W ocenie Ewy Tankiewicz, doradcy finansowego ze Spółdzielni Doradców Kredytowych ANG, każdy, kto rozważa zakup mieszkania w ramach tego programu nie powinien zniechęcać się tą informacją, ponieważ warto już przygotowywać się do zarezerwowania środków zaplanowanych na kolejny rok.
A tych, będzie tylko nieco więcej niż w puli zaplanowanej na 2016. W 2017 roku będzie to w sumie 746 mln złotych, a w tym roku było to 730 mln. Z informacji BGK wynika, że w ostatnim roku funkcjonowania MDM – w 2018 - pula ta wyniesie 762 mln złotych.
- Pomimo tego, że środków na MDM w tym roku już nie ma, ale w praktyce nic nie stoi na przeszkodzie, aby decydować się na zakup nieruchomości już teraz. Można podpisać umowę kredytową z dopłatą MDM, na podstawie której część środków z kredytu bankowego trafi do sprzedawcy mieszkania w tym roku, a pozostała część – pochodząca z puli MDM właśnie - zostanie wypłacona w 2017 roku – wyjaśnia.

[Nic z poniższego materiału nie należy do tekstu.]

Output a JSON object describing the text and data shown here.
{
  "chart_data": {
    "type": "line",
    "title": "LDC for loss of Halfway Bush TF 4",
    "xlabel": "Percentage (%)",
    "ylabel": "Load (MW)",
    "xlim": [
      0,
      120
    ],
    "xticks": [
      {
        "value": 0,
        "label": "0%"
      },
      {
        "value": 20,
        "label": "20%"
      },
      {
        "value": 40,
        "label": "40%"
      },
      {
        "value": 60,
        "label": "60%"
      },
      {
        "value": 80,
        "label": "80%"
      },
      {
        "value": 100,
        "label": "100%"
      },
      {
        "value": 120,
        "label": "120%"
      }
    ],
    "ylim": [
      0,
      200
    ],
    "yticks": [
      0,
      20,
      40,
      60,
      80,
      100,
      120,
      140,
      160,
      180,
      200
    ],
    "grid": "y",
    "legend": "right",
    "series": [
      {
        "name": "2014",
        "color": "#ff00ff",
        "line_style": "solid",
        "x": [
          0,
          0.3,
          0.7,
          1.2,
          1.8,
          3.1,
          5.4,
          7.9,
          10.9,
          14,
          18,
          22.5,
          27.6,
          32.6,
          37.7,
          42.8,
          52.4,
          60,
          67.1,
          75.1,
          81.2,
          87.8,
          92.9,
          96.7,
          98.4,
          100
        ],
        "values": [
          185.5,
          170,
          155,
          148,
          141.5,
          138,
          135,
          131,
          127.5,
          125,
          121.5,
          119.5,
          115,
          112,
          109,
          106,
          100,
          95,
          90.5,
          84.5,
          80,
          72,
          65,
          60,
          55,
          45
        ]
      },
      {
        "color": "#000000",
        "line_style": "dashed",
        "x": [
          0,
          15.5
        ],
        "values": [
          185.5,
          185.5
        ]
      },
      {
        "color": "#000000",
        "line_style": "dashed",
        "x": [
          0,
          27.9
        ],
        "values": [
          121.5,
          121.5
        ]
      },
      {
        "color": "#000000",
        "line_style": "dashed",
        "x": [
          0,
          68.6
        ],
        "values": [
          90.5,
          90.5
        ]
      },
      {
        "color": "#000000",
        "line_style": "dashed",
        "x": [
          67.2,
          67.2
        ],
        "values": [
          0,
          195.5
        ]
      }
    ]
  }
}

Jak zaznacza doradca, oczywiście musi na to przystać sprzedający nieruchomość. I o ile w przypadku rynku pierwotnego raczej nie powinno być z tym problemu, o tyle może być z tym kłopot na rynku wtórnym. Trudno sobie bowiem wyobrazić, że sprzedający mieszkanie w tym roku zechce czekać na część środków kolejnych kilka miesięcy.

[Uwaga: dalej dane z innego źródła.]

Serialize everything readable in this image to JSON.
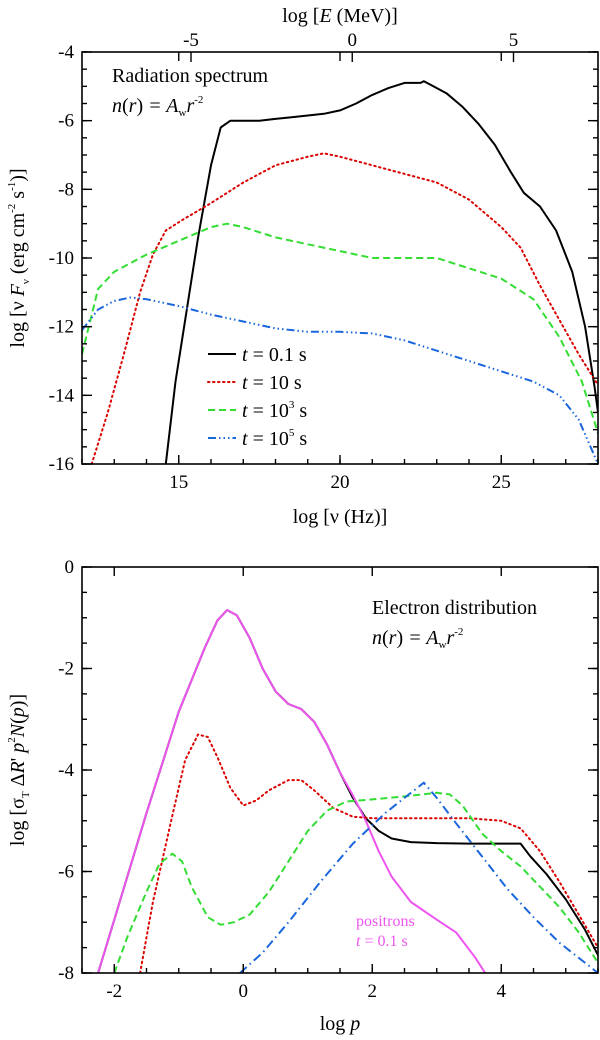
{
  "chart_data": [
    {
      "type": "line",
      "panel": "top",
      "xlabel": "log [ν (Hz)]",
      "xlabel_html": {
        "pre": "log [",
        "var": "ν",
        "post": " (Hz)]"
      },
      "ylabel": "log [ν Fν (erg cm-2 s-1)]",
      "ylabel_html": {
        "pre": "log [ν ",
        "F": "F",
        "sub": "ν",
        "mid": " (erg cm",
        "sup1": "-2",
        "mid2": " s",
        "sup2": "-1",
        "post": ")]"
      },
      "top_xlabel": "log [E (MeV)]",
      "top_xlabel_html": {
        "pre": "log [",
        "var": "E",
        "post": " (MeV)]"
      },
      "xlim": [
        12,
        28
      ],
      "ylim": [
        -16,
        -4
      ],
      "x_ticks": [
        {
          "v": 15,
          "label": "15"
        },
        {
          "v": 20,
          "label": "20"
        },
        {
          "v": 25,
          "label": "25"
        }
      ],
      "y_ticks": [
        {
          "v": -4,
          "label": "-4"
        },
        {
          "v": -6,
          "label": "-6"
        },
        {
          "v": -8,
          "label": "-8"
        },
        {
          "v": -10,
          "label": "-10"
        },
        {
          "v": -12,
          "label": "-12"
        },
        {
          "v": -14,
          "label": "-14"
        },
        {
          "v": -16,
          "label": "-16"
        }
      ],
      "top_ticks": [
        {
          "v": -5,
          "label": "-5"
        },
        {
          "v": 0,
          "label": "0"
        },
        {
          "v": 5,
          "label": "5"
        }
      ],
      "top_offset": 20.38,
      "annotation": {
        "line1": "Radiation spectrum",
        "n": "n",
        "r": "r",
        "eq": " = A",
        "sub": "w",
        "rr": "r",
        "sup": "-2"
      },
      "legend": [
        {
          "var": "t",
          "text": " = 0.1 s",
          "sup": ""
        },
        {
          "var": "t",
          "text": " = 10 s",
          "sup": ""
        },
        {
          "var": "t",
          "text": " = 10",
          "sup": "3",
          "post": " s"
        },
        {
          "var": "t",
          "text": " = 10",
          "sup": "5",
          "post": " s"
        }
      ],
      "series": [
        {
          "color": "#000000",
          "dash": "solid",
          "points": [
            [
              14.6,
              -16
            ],
            [
              14.9,
              -13.6
            ],
            [
              15.2,
              -11.8
            ],
            [
              15.6,
              -9.4
            ],
            [
              16.0,
              -7.3
            ],
            [
              16.3,
              -6.2
            ],
            [
              16.6,
              -6.0
            ],
            [
              17.0,
              -6.0
            ],
            [
              17.5,
              -6.0
            ],
            [
              18.0,
              -5.95
            ],
            [
              18.5,
              -5.9
            ],
            [
              19.0,
              -5.85
            ],
            [
              19.5,
              -5.8
            ],
            [
              20.0,
              -5.7
            ],
            [
              20.5,
              -5.5
            ],
            [
              21.0,
              -5.25
            ],
            [
              21.5,
              -5.05
            ],
            [
              22.0,
              -4.9
            ],
            [
              22.5,
              -4.9
            ],
            [
              22.6,
              -4.85
            ],
            [
              22.8,
              -4.95
            ],
            [
              23.3,
              -5.2
            ],
            [
              23.8,
              -5.6
            ],
            [
              24.3,
              -6.1
            ],
            [
              24.8,
              -6.7
            ],
            [
              25.3,
              -7.5
            ],
            [
              25.7,
              -8.1
            ],
            [
              26.2,
              -8.5
            ],
            [
              26.7,
              -9.2
            ],
            [
              27.2,
              -10.4
            ],
            [
              27.6,
              -12.0
            ],
            [
              27.9,
              -13.8
            ],
            [
              28.0,
              -14.5
            ]
          ]
        },
        {
          "color": "#dd0000",
          "dash": "dot",
          "points": [
            [
              12.3,
              -16
            ],
            [
              12.8,
              -14.5
            ],
            [
              13.3,
              -12.8
            ],
            [
              13.8,
              -11.0
            ],
            [
              14.2,
              -9.9
            ],
            [
              14.6,
              -9.2
            ],
            [
              15.1,
              -8.9
            ],
            [
              16.0,
              -8.4
            ],
            [
              17.0,
              -7.8
            ],
            [
              18.0,
              -7.3
            ],
            [
              19.0,
              -7.05
            ],
            [
              19.5,
              -6.95
            ],
            [
              20.0,
              -7.05
            ],
            [
              21.0,
              -7.3
            ],
            [
              22.0,
              -7.55
            ],
            [
              23.0,
              -7.8
            ],
            [
              24.0,
              -8.3
            ],
            [
              25.0,
              -9.1
            ],
            [
              25.6,
              -9.7
            ],
            [
              26.2,
              -10.8
            ],
            [
              26.8,
              -11.8
            ],
            [
              27.4,
              -12.8
            ],
            [
              28.0,
              -13.7
            ]
          ]
        },
        {
          "color": "#33dd33",
          "dash": "dash",
          "points": [
            [
              12.0,
              -12.8
            ],
            [
              12.5,
              -10.9
            ],
            [
              13.0,
              -10.4
            ],
            [
              14.0,
              -9.9
            ],
            [
              15.0,
              -9.5
            ],
            [
              16.0,
              -9.1
            ],
            [
              16.5,
              -9.0
            ],
            [
              17.0,
              -9.1
            ],
            [
              18.0,
              -9.4
            ],
            [
              19.0,
              -9.6
            ],
            [
              20.0,
              -9.8
            ],
            [
              21.0,
              -10.0
            ],
            [
              22.0,
              -10.0
            ],
            [
              23.0,
              -10.0
            ],
            [
              24.0,
              -10.3
            ],
            [
              25.0,
              -10.6
            ],
            [
              26.0,
              -11.2
            ],
            [
              26.8,
              -12.3
            ],
            [
              27.5,
              -13.6
            ],
            [
              28.0,
              -15.1
            ]
          ]
        },
        {
          "color": "#1a66dd",
          "dash": "dashdotdotdot",
          "points": [
            [
              12.0,
              -12.1
            ],
            [
              12.5,
              -11.5
            ],
            [
              13.0,
              -11.25
            ],
            [
              13.5,
              -11.15
            ],
            [
              14.0,
              -11.2
            ],
            [
              15.0,
              -11.4
            ],
            [
              16.0,
              -11.65
            ],
            [
              17.0,
              -11.85
            ],
            [
              18.0,
              -12.05
            ],
            [
              19.0,
              -12.15
            ],
            [
              20.0,
              -12.15
            ],
            [
              21.0,
              -12.2
            ],
            [
              22.0,
              -12.4
            ],
            [
              23.0,
              -12.7
            ],
            [
              24.0,
              -13.0
            ],
            [
              25.0,
              -13.3
            ],
            [
              26.0,
              -13.6
            ],
            [
              26.8,
              -14.0
            ],
            [
              27.4,
              -14.7
            ],
            [
              28.0,
              -16.0
            ]
          ]
        }
      ]
    },
    {
      "type": "line",
      "panel": "bottom",
      "xlabel": "log p",
      "xlabel_html": {
        "pre": "log  ",
        "var": "p",
        "post": ""
      },
      "ylabel": "log [σT ΔR' p2N(p)]",
      "ylabel_html": {
        "pre": "log [σ",
        "sub": "T",
        "mid": " Δ",
        "R": "R",
        "mid2": "' ",
        "p": "p",
        "sup": "2",
        "N": "N",
        "post": "(",
        "p2": "p",
        "end": ")]"
      },
      "xlim": [
        -2.5,
        5.5
      ],
      "ylim": [
        -8,
        0
      ],
      "x_ticks": [
        {
          "v": -2,
          "label": "-2"
        },
        {
          "v": 0,
          "label": "0"
        },
        {
          "v": 2,
          "label": "2"
        },
        {
          "v": 4,
          "label": "4"
        }
      ],
      "y_ticks": [
        {
          "v": 0,
          "label": "0"
        },
        {
          "v": -2,
          "label": "-2"
        },
        {
          "v": -4,
          "label": "-4"
        },
        {
          "v": -6,
          "label": "-6"
        },
        {
          "v": -8,
          "label": "-8"
        }
      ],
      "annotation": {
        "line1": "Electron distribution",
        "n": "n",
        "r": "r",
        "eq": " = A",
        "sub": "w",
        "rr": "r",
        "sup": "-2"
      },
      "positron_label": {
        "line1": "positrons",
        "var": "t",
        "line2": " = 0.1 s",
        "color": "#ee55ee"
      },
      "series": [
        {
          "color": "#000000",
          "dash": "solid",
          "points": [
            [
              -2.25,
              -8
            ],
            [
              -2.0,
              -6.95
            ],
            [
              -1.5,
              -4.85
            ],
            [
              -1.0,
              -2.85
            ],
            [
              -0.6,
              -1.6
            ],
            [
              -0.4,
              -1.05
            ],
            [
              -0.25,
              -0.85
            ],
            [
              -0.1,
              -0.95
            ],
            [
              0.1,
              -1.4
            ],
            [
              0.3,
              -2.0
            ],
            [
              0.5,
              -2.45
            ],
            [
              0.7,
              -2.7
            ],
            [
              0.9,
              -2.8
            ],
            [
              1.1,
              -3.05
            ],
            [
              1.3,
              -3.5
            ],
            [
              1.5,
              -4.05
            ],
            [
              1.7,
              -4.55
            ],
            [
              1.9,
              -4.95
            ],
            [
              2.1,
              -5.2
            ],
            [
              2.3,
              -5.35
            ],
            [
              2.6,
              -5.42
            ],
            [
              3.0,
              -5.44
            ],
            [
              3.5,
              -5.45
            ],
            [
              4.0,
              -5.45
            ],
            [
              4.3,
              -5.45
            ],
            [
              4.45,
              -5.7
            ],
            [
              4.7,
              -6.05
            ],
            [
              5.0,
              -6.55
            ],
            [
              5.3,
              -7.15
            ],
            [
              5.5,
              -7.65
            ]
          ]
        },
        {
          "color": "#ee55ee",
          "dash": "solid",
          "points": [
            [
              -2.25,
              -8
            ],
            [
              -2.0,
              -6.95
            ],
            [
              -1.5,
              -4.85
            ],
            [
              -1.0,
              -2.85
            ],
            [
              -0.6,
              -1.6
            ],
            [
              -0.4,
              -1.05
            ],
            [
              -0.25,
              -0.85
            ],
            [
              -0.1,
              -0.95
            ],
            [
              0.1,
              -1.4
            ],
            [
              0.3,
              -2.0
            ],
            [
              0.5,
              -2.45
            ],
            [
              0.7,
              -2.7
            ],
            [
              0.9,
              -2.8
            ],
            [
              1.1,
              -3.05
            ],
            [
              1.3,
              -3.5
            ],
            [
              1.5,
              -4.05
            ],
            [
              1.7,
              -4.5
            ],
            [
              1.9,
              -5.0
            ],
            [
              2.1,
              -5.6
            ],
            [
              2.3,
              -6.1
            ],
            [
              2.6,
              -6.6
            ],
            [
              3.0,
              -6.95
            ],
            [
              3.3,
              -7.2
            ],
            [
              3.6,
              -7.7
            ],
            [
              3.75,
              -8.0
            ]
          ]
        },
        {
          "color": "#dd0000",
          "dash": "dot",
          "points": [
            [
              -1.6,
              -8
            ],
            [
              -1.4,
              -6.6
            ],
            [
              -1.1,
              -4.9
            ],
            [
              -0.9,
              -3.8
            ],
            [
              -0.7,
              -3.3
            ],
            [
              -0.55,
              -3.35
            ],
            [
              -0.4,
              -3.75
            ],
            [
              -0.2,
              -4.35
            ],
            [
              0.0,
              -4.7
            ],
            [
              0.2,
              -4.6
            ],
            [
              0.4,
              -4.4
            ],
            [
              0.7,
              -4.2
            ],
            [
              0.9,
              -4.2
            ],
            [
              1.1,
              -4.4
            ],
            [
              1.4,
              -4.75
            ],
            [
              1.7,
              -4.92
            ],
            [
              2.0,
              -4.95
            ],
            [
              2.5,
              -4.95
            ],
            [
              3.0,
              -4.95
            ],
            [
              3.5,
              -4.95
            ],
            [
              4.0,
              -5.0
            ],
            [
              4.3,
              -5.15
            ],
            [
              4.6,
              -5.6
            ],
            [
              4.9,
              -6.2
            ],
            [
              5.2,
              -6.85
            ],
            [
              5.5,
              -7.5
            ]
          ]
        },
        {
          "color": "#33dd33",
          "dash": "dash",
          "points": [
            [
              -2.0,
              -8
            ],
            [
              -1.8,
              -7.3
            ],
            [
              -1.5,
              -6.4
            ],
            [
              -1.3,
              -5.85
            ],
            [
              -1.1,
              -5.65
            ],
            [
              -0.95,
              -5.8
            ],
            [
              -0.8,
              -6.3
            ],
            [
              -0.55,
              -6.9
            ],
            [
              -0.35,
              -7.05
            ],
            [
              -0.15,
              -7.0
            ],
            [
              0.1,
              -6.85
            ],
            [
              0.4,
              -6.4
            ],
            [
              0.7,
              -5.8
            ],
            [
              1.0,
              -5.2
            ],
            [
              1.3,
              -4.8
            ],
            [
              1.6,
              -4.62
            ],
            [
              2.0,
              -4.58
            ],
            [
              2.5,
              -4.52
            ],
            [
              3.0,
              -4.45
            ],
            [
              3.2,
              -4.48
            ],
            [
              3.4,
              -4.7
            ],
            [
              3.7,
              -5.25
            ],
            [
              4.0,
              -5.6
            ],
            [
              4.3,
              -5.9
            ],
            [
              4.6,
              -6.3
            ],
            [
              4.9,
              -6.7
            ],
            [
              5.2,
              -7.2
            ],
            [
              5.5,
              -7.8
            ]
          ]
        },
        {
          "color": "#1a66dd",
          "dash": "dashdot",
          "points": [
            [
              -0.05,
              -8
            ],
            [
              0.3,
              -7.6
            ],
            [
              0.7,
              -7.0
            ],
            [
              1.2,
              -6.2
            ],
            [
              1.7,
              -5.45
            ],
            [
              2.2,
              -4.85
            ],
            [
              2.5,
              -4.55
            ],
            [
              2.8,
              -4.25
            ],
            [
              3.0,
              -4.55
            ],
            [
              3.3,
              -5.05
            ],
            [
              3.7,
              -5.7
            ],
            [
              4.1,
              -6.35
            ],
            [
              4.5,
              -6.9
            ],
            [
              4.9,
              -7.4
            ],
            [
              5.2,
              -7.7
            ],
            [
              5.5,
              -8.0
            ]
          ]
        }
      ]
    }
  ]
}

Dowiedz się więcej z książki | |
Własność lokali i wspólnota mieszkaniowa. Komentarz
|
Zdaniem Ewy Tankiewicz jeżeli w najbliższej perspektywie poważnie rozważamy zakup w ramach programu, to mimo wszystko warto się pospieszyć. Może się bowiem okazać, że jeszcze w 2016 roku środki przewidziane na kolejny rok mogą być już w części zarezerwowane.